Jeanne Moment


Jeanne Moment was an American artist, educator, and environmental activist, best known for her expressive landscapes and graphic works, as well as for being a key catalyst for the "Keep America Beautiful" campaign of the early 1950s.

Education and teaching

Born in 1901, Jeanne Moment lived and studied in California for the first part of her life. Her academic background included studies at the University of California, Berkeley, and the Columbia University School of the Arts. She also studied at the Museum Art School, under the artist William H. Givler. Before moving to the Pacific Northwest, she had a professional career as a high school teacher in Los Angeles for twenty-five years.

Move to Oregon and artwork

In 1940, she and her husband, Samuel Moment, relocated to Oregon, a move that influenced her artistic career. She engaged with Oregon's outdoor experiences and her passion for nature and the environment became a constant subject matter. She worked in a variety of media, including oil, watercolor, ink wash, and lithography.
Her early landscapes often reflected the influence of the 19th-century English artist J. M. W. Turner, particularly in her use of color to illuminate the subtleties of nature. In her later years, especially after 1960, Moment increasingly turned to graphics and a more abstract, less representational style, though nature remained her central focus.

Environmental activism and legacy

Moment's first-hand experience with the pristine beauty of the wilderness and the destructive tendencies of human pollution motivated her and her husband, Samuel, to become politically active environmentalists. This was also motivated by the first evidence of approaching a town was often a mountain of garbage and abandoned automobiles.
Their efforts led to a nationally recognized legacy of the "Keep America Beautiful" campaign. It quickly earned endorsements from many public figures, including Walt Disney. The phrase "Keep America Beautiful" was the couple's idea in 1952. Their efforts began in Oregon "to teach Litterbugs and Vandalbugs to stop acting like pigs". This was beginning of a national effort to raise awereness. She designed a shopping bag used for the campaign.
The Moments were also instrumental in encouraging several states to require deposits on returnable beverage containers, part of their practical environmental policy.
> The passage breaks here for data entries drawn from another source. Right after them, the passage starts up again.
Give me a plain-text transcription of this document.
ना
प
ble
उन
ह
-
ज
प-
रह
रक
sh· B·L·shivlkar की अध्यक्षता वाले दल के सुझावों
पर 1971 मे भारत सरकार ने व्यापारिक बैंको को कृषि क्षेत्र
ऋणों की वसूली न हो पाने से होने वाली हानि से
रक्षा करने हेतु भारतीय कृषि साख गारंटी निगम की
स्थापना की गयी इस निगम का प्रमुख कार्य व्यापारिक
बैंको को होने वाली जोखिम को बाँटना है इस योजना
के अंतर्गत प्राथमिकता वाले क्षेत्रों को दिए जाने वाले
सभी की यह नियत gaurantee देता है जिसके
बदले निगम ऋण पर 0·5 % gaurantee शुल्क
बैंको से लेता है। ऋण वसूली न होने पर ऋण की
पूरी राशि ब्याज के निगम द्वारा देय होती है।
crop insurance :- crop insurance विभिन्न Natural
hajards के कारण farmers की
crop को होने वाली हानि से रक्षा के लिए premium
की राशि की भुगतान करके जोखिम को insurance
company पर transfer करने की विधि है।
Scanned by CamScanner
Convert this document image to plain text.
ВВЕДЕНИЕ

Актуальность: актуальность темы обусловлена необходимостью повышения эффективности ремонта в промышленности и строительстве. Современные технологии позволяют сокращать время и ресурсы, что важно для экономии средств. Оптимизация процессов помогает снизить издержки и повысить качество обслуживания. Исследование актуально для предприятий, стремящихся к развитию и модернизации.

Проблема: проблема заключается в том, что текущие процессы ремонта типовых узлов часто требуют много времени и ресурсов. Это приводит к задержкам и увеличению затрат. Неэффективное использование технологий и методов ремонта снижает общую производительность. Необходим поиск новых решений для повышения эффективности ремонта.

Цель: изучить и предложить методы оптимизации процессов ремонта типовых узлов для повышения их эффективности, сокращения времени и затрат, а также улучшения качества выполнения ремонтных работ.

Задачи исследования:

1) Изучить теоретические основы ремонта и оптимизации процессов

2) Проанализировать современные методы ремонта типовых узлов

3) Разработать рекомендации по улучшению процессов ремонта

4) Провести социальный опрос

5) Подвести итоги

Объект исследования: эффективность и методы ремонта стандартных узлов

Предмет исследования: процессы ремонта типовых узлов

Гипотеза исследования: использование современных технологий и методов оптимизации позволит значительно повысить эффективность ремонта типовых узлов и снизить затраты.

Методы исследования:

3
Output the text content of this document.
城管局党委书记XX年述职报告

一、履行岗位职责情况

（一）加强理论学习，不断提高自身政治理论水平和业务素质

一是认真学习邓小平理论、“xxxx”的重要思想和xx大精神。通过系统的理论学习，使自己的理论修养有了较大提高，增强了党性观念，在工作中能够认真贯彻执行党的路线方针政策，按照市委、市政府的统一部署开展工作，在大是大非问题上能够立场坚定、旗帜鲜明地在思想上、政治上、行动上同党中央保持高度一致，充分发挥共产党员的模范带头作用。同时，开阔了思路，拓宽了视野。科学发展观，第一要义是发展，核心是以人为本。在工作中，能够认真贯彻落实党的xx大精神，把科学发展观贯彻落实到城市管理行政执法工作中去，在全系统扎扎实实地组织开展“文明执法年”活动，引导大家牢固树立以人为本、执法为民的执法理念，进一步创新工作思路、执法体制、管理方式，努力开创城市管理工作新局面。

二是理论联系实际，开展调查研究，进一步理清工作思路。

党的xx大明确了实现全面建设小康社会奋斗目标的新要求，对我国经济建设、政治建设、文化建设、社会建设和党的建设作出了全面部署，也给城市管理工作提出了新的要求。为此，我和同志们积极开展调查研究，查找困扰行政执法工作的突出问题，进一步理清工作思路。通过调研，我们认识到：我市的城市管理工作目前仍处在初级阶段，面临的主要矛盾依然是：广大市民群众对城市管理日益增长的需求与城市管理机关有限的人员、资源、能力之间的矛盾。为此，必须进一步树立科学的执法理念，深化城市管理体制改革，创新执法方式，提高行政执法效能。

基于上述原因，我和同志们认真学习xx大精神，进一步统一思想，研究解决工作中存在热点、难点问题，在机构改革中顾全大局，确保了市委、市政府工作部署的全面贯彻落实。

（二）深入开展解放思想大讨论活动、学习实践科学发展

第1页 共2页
Other initiatives included persuading automakers to include trash receptacles in their cars, paper bags at gas stations so motorists and service attendants can dispose trash, and pushing for public funding for installing waste containers as well as emptying them quickly.
Moment's artwork appeared in shows, particularly after she began focusing on graphics in the 1960s. Her work is in the permanent collections of the Portland Art Museum, the Oregon Historical Society Museum, Reed College, and the Hallie Ford Museum of Art, among others.